Personalization of the workplaceOctober 9, 2018 / By
JLL recently ran a survey of nearly 600 corporate real estate leaders worldwide. Among many other topics, we asked their views about innovations that would have the biggest impact on them in the next couple of years. A couple of the responses stood out clearly to me:
“Personalization of the workplace”
“Flexible workspaces which allow personalization of workspaces even when used by multiple employees“
This echoes what I have heard from some clients directly – the idea that we have come full circle – from an emphasis on private offices, through activity based working and hot-desking, and back to personalized spaces (if not private offices). Some of the approaches that are common in today’s workplace, such as agile, facilitate personalization of the space as teams work closely and intensely together on projects.
The interest in personalization reflects the intersection of two major trends. On one hand, there is the need and desire for a more human and authentic experience in the office as our work and personal lives become digital. At the same time, real estate is becoming less fixed and more flexible, in terms of how we design, build, and lease it. How do we reconcile the two?
Personalization could play out in a few different ways – although by its nature, we cannot be too prescriptive. The first way is through gathering employee input on the design and fit out of any new workplace. This will allow for the expression of the unique workplace culture of the organization, and foster individual ownership and connection to the space.
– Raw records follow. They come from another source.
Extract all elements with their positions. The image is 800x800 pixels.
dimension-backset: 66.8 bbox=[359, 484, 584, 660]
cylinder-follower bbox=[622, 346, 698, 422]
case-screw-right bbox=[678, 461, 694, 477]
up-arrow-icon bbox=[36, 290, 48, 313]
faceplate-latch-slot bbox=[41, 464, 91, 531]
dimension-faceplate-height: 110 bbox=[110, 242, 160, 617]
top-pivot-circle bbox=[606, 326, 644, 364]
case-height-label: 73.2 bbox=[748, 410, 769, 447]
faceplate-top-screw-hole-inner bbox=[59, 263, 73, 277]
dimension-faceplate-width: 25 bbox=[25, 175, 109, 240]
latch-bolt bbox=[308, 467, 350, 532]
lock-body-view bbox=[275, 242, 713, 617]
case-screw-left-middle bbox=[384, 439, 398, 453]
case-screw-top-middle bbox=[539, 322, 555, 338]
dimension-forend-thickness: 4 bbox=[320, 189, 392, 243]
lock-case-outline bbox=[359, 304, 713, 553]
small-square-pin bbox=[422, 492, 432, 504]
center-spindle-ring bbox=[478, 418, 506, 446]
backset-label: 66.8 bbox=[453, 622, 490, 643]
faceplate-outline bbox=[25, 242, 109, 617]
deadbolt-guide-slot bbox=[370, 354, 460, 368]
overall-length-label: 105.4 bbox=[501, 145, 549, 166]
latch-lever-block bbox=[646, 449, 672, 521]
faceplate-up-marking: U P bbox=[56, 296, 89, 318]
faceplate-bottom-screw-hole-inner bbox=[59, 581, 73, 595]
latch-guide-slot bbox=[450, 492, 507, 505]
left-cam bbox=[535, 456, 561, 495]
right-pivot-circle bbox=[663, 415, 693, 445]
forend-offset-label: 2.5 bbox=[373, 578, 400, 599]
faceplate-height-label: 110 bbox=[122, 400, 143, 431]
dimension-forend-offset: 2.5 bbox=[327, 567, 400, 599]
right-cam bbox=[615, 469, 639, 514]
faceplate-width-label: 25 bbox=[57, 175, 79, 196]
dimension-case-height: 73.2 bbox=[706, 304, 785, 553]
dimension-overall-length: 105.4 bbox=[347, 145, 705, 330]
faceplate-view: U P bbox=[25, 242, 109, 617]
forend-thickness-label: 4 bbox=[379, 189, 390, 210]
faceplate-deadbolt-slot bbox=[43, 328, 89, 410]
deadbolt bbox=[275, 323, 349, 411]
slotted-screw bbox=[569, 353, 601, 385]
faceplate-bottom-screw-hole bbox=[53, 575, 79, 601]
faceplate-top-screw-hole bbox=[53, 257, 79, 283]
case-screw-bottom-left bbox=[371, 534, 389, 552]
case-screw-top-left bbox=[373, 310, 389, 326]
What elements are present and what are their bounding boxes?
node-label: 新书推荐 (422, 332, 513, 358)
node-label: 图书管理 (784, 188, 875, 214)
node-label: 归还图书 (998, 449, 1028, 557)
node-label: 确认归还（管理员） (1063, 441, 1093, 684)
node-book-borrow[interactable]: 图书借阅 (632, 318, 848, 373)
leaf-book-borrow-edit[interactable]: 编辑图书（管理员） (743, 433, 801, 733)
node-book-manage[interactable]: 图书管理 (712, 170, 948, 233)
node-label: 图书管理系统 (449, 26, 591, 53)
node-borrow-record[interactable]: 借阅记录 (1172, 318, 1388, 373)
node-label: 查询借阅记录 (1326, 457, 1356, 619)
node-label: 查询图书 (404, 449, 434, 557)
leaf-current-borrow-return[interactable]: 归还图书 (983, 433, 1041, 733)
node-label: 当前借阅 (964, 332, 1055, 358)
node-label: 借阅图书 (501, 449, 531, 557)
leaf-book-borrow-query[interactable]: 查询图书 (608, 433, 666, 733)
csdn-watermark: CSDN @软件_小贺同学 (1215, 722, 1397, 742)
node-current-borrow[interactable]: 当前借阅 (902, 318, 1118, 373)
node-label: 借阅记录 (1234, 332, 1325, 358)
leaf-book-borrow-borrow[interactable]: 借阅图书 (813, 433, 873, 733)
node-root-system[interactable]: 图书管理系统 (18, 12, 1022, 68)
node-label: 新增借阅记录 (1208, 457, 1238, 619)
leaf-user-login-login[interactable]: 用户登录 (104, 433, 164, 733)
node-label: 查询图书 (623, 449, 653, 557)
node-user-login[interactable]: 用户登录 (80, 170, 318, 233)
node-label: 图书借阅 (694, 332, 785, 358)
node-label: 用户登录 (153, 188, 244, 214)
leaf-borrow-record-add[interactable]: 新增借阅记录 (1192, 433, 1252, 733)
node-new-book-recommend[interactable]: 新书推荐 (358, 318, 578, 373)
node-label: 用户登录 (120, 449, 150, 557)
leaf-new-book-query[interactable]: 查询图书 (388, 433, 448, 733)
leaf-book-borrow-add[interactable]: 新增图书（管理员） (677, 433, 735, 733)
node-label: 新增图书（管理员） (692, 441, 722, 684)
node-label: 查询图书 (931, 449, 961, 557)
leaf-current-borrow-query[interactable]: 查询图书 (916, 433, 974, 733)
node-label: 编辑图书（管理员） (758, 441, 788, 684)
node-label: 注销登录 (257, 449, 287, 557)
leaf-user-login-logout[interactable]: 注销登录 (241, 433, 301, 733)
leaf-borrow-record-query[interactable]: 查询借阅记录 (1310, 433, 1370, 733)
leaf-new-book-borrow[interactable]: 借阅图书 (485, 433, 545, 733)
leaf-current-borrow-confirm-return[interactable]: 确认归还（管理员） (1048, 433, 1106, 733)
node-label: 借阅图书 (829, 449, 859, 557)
The second way is through the types of spaces provided. Personalization could mean spaces that allow users to facilitate conversations and interactions, to spaces that host social activities or activities that facilitate personal growth, learning and wellness. After all, JLL’s Human Experience research found that 58% of employees worldwide were more engaged and productive if they had access to community space. Modular and flexible furniture and fit-outs will also help to tailor the experience.
There’s also a role for skills. ‘Work’ is not defined by the physical space anymore, and those that design and operate workspaces need to possess the soft skills that will support a more authentic and human experience at work for employees. Events planning, concierge roles and even wellness coaches will become more in demand.
Finally – technology has a big role to play. JLL’s perspective on the Future of Work notes that ‘hyper personalization’ is part of driving the optimal workplace experience, and much of this could be driven by tech solutions. Our global Future of Work survey (forthcoming) has found that the top priority for tech investment are experience apps. Smart buildings could automatically tailor the ambient environment at each employee’s workstation to their preferences. Interactive walls or screens around workstations with art and images that make them feel at home. With advancements in technology comes even more potential for personalization, even within a more flexible working environment.
But it’s clear that how we drive personalization will be as much about the space as the experiences we create within them, and as unique as the people who inhabit them.